I think 'tipping point' is the wrong name for what the post alludes to. Its more that there can be massive undercurrents of political thought within a society that are totally hidden because of the biases within the political class and MSM. And that can through one small event be suddenly exposed and create massive change. Brexit was just such an event. OK, anti-EU sentiment wasn't completely hidden prior to 2016, but it was massively under represented and derided in public life. The idea that the UK could leave the EU was for 'fruitcakes and racists' remember? It just took one event for that entire hidden mass of public opinion to be exposed for all to see. And it is still having massive effects on political life today, 5 years later, with Brexit views being the major driver of the loss of the Red Wall of Labour seats to the Tories. Absent Brexit to crystallise the fault lines in Labour between the metropolitans in charge of the party and the socially conservative voters in northern seats those seats could still have Labour MPs.

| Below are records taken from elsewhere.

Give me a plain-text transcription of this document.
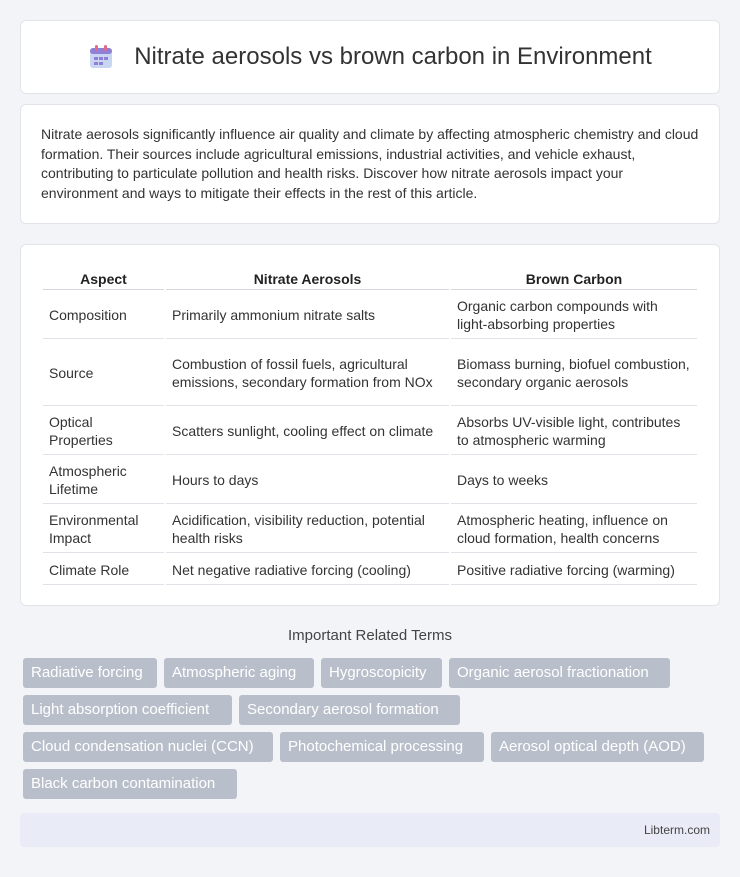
Nitrate aerosols vs brown carbon in Environment

Nitrate aerosols significantly influence air quality and climate by affecting atmospheric chemistry and cloud formation. Their sources include agricultural emissions, industrial activities, and vehicle exhaust, contributing to particulate pollution and health risks. Discover how nitrate aerosols impact your environment and ways to mitigate their effects in the rest of this article.

Aspect	Nitrate Aerosols	Brown Carbon
Composition	Primarily ammonium nitrate salts	Organic carbon compounds with light-absorbing properties
Source	Combustion of fossil fuels, agricultural emissions, secondary formation from NOx	Biomass burning, biofuel combustion, secondary organic aerosols
Optical Properties	Scatters sunlight, cooling effect on climate	Absorbs UV-visible light, contributes to atmospheric warming
Atmospheric Lifetime	Hours to days	Days to weeks
Environmental Impact	Acidification, visibility reduction, potential health risks	Atmospheric heating, influence on cloud formation, health concerns
Climate Role	Net negative radiative forcing (cooling)	Positive radiative forcing (warming)
Important Related Terms
Radiative forcing	Atmospheric aging	Hygroscopicity	Organic aerosol fractionation
Light absorption coefficient	Secondary aerosol formation
Cloud condensation nuclei (CCN)	Photochemical processing	Aerosol optical depth (AOD)
Black carbon contamination
Libterm.com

So its entirely possible, indeed probable, that there is a massive strand of anti-woke feeling within the country that is not being granted an outlet, because all the political and media classes are onboard with wokeness and refuse to allow any opposition to it to enter public life. All it may take is one random event to expose that strand of opinion and make it undeniable.
One can but hope.......
Sobers - our GP surgery already has problems caused by refusing to go back to face to face appointments. Trying to blame the patients at the moment which doesn't look good.
Sam - yes we all need to keep up the pressure, but it isn't easy to tell what effect it has, if any. Yet the drip, drip, drip may still wear away the stone.
DJ - 'tipping point' was partly a sarcastic reference to claimed climate tipping points, although fashions can shift quite suddenly. For example, the coronavirus mess could shift us quite rapidly towards a deeper obsession with health and that could have all kinds of unpredictable offshoots.
Tammly - a British based Breitbart would be good. It could happen too.
djc - to my mind the centre of gravity is already straying too far. Too much has already been invested in an imaginary green future for example.
Sobers - what puzzles me is that those massive undercurrents of political thought are certainly there because Brexit showed us one of them, but the establishment appears to be unaware of their size. No more than ordinary human weakness perhaps.
My brother today told me that although I may have heard of the 15 thousand parading through London on Sat in support of the Palestinians, thousands more were demonstrating outside the BBC some shouting 'shame on you' No BBC reports on that of course as we are all saying. And he estimates upward of a million demonstrated against lockdown also in London a few weeks back (he was with them), zero reports on that either.
Tammly - interesting. So often first-hand info differs from what the BBC tells us if it would spoil their narrative.